Seqbench: A useful meta-database of sequence reads from multiple platforms

Little and often, little and often. This is my new blogging mantra.

A little project that I mentioned at UKNGS2012 is one Lex Nederbragt and I have been kicking around for a little while called Seqbench, but I've only just got time to publish about it on the blog.

It's quite a simple idea: a meta-database containing information and links to sequencing datasets with known reference sequences. It's not a sequence archive like NCBI SRA or ENA. It simply contains what we consider to be the most useful meta-data for a sequencing run, as well as direct links to the FASTQ or SFF files, where available (often via SRA/ENA).

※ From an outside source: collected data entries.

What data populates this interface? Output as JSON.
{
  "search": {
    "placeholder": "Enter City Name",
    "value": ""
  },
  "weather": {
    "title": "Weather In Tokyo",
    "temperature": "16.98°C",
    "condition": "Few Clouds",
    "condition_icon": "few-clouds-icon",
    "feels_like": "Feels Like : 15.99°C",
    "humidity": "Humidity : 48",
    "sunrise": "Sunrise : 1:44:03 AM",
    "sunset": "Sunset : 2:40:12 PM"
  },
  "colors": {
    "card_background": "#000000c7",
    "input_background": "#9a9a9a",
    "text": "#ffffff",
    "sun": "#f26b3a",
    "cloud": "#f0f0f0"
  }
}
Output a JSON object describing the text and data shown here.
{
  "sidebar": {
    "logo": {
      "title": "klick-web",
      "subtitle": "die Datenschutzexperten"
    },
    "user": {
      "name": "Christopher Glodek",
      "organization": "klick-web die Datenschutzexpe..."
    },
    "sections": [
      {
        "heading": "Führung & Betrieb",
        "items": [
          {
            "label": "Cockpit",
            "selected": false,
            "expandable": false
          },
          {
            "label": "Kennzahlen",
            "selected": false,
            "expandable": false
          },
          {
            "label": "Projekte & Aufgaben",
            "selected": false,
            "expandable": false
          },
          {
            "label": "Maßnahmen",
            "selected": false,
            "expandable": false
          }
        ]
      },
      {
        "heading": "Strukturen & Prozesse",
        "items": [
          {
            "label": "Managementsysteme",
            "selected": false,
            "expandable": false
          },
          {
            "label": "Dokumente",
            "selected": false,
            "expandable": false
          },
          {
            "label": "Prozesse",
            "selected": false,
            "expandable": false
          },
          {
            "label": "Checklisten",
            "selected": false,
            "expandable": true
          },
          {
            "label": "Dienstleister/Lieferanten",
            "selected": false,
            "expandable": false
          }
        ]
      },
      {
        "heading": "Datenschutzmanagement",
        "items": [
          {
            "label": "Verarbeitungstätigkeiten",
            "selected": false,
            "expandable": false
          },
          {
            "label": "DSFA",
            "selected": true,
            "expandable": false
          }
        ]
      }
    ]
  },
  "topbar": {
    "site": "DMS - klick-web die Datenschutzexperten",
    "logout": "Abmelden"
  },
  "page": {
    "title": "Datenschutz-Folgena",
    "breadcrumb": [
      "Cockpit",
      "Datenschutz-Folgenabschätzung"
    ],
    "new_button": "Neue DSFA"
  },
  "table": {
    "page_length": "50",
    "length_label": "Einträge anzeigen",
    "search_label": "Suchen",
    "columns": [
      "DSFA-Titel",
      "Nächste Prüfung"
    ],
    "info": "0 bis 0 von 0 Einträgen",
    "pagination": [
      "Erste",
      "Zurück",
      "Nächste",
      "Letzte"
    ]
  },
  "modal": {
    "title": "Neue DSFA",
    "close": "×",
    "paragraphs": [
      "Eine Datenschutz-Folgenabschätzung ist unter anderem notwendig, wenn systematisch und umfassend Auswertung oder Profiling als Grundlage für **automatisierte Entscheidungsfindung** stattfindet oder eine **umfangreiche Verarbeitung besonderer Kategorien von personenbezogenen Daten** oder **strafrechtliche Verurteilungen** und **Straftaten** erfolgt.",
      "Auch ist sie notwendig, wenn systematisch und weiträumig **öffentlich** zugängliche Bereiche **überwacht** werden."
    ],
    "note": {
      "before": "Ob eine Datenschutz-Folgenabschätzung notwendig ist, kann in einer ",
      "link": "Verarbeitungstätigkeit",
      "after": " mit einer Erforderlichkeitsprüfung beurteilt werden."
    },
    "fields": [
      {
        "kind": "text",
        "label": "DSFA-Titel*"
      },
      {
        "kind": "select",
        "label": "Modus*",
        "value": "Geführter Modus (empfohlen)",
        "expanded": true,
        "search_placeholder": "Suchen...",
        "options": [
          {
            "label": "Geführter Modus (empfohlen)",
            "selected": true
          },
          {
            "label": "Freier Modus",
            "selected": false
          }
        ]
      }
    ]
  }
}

To start with we have focused on E. coli which is probably the most sequenced bacterial species (assuming you don't count mitochondria). The two strains we have focused on are K-12 MG1655 and the O104:H4 STEC from last year's Germany outbreak. So far we have collected almost 150 runs from a huge diversity of instruments including Illumina GA2, HiSeq, MiSeq, 454 GS Junior, 454 GS FLX, 454 GS FLX+, Ion PGM (314, 316, 318 chips) and PacBio. You've also got a variety of read lengths from 100 bases up to 15kb, with insert libraries between 180 bases and 8000 bases!

We couldn't just use SRA because a) many of the datasets are not in there b) the metadata is often incomplete and inconsistently encoded. Just to get this far has been a fair amount of work, trawling the short read archives, the literature and manufacturer's websites for datasets. It is not yet complete.

The data is available in a public Google Fusion Table, which permits easy export to CSV.

[iframe src="https://www.google.com/fusiontables/embedviz?viz=GVIZ&t=TABLE&containerId=gviz_canvas&q=select+col0%2C+col1%2C+col2%2C+col3%2C+col4%2C+col5%2C+col6%2C+col7%2C+col8%2C+col9%2C+col10%2C+col11%2C+col12%2C+col13%2C+col14%2C+col15%2C+col16%2C+col17%2C+col18%2C+col19+from+1-RvsucyVWJBXtvszrPKMzzA7laSwUfFxMDuzHu8" width=800 height=300 scrolling=yes]

You can even access this via a SQL interface using the Google Fusion Table API, e.g. with a command-line interface like Pfusion.

The dataset is under active curation by Lex and myself. When it is stable I plan to deposit it with a service that assigns a DOI to it, perhaps Figshare or GigaDB so it can be cited easily.

What's the point of such a dataset? Well, we find it extremely helpful for training purposes. For example, Lex and I used it to give a course on de novo assembly. We got the students to assemble different datasets and combinations of datasets and compare their results live, putting their results into a live edited Google Doc (very cool).

I used it again to help give a course on de novo assembly, alignment and SNP calling at SBTM12 (more on this in a forthcoming post, course booklet here).

I also think it would be an awesome resource if you were building bioinformatics software or pipelines, particularly assemblers, aligners or variant callers as the strains have "known truth" reference sequences (although they may have an error or two). You could also use it to do platform comparisons.

No doubt you could think of some other things to use it for as well!

Comments, thoughts on the dataset and its usability welcome below please.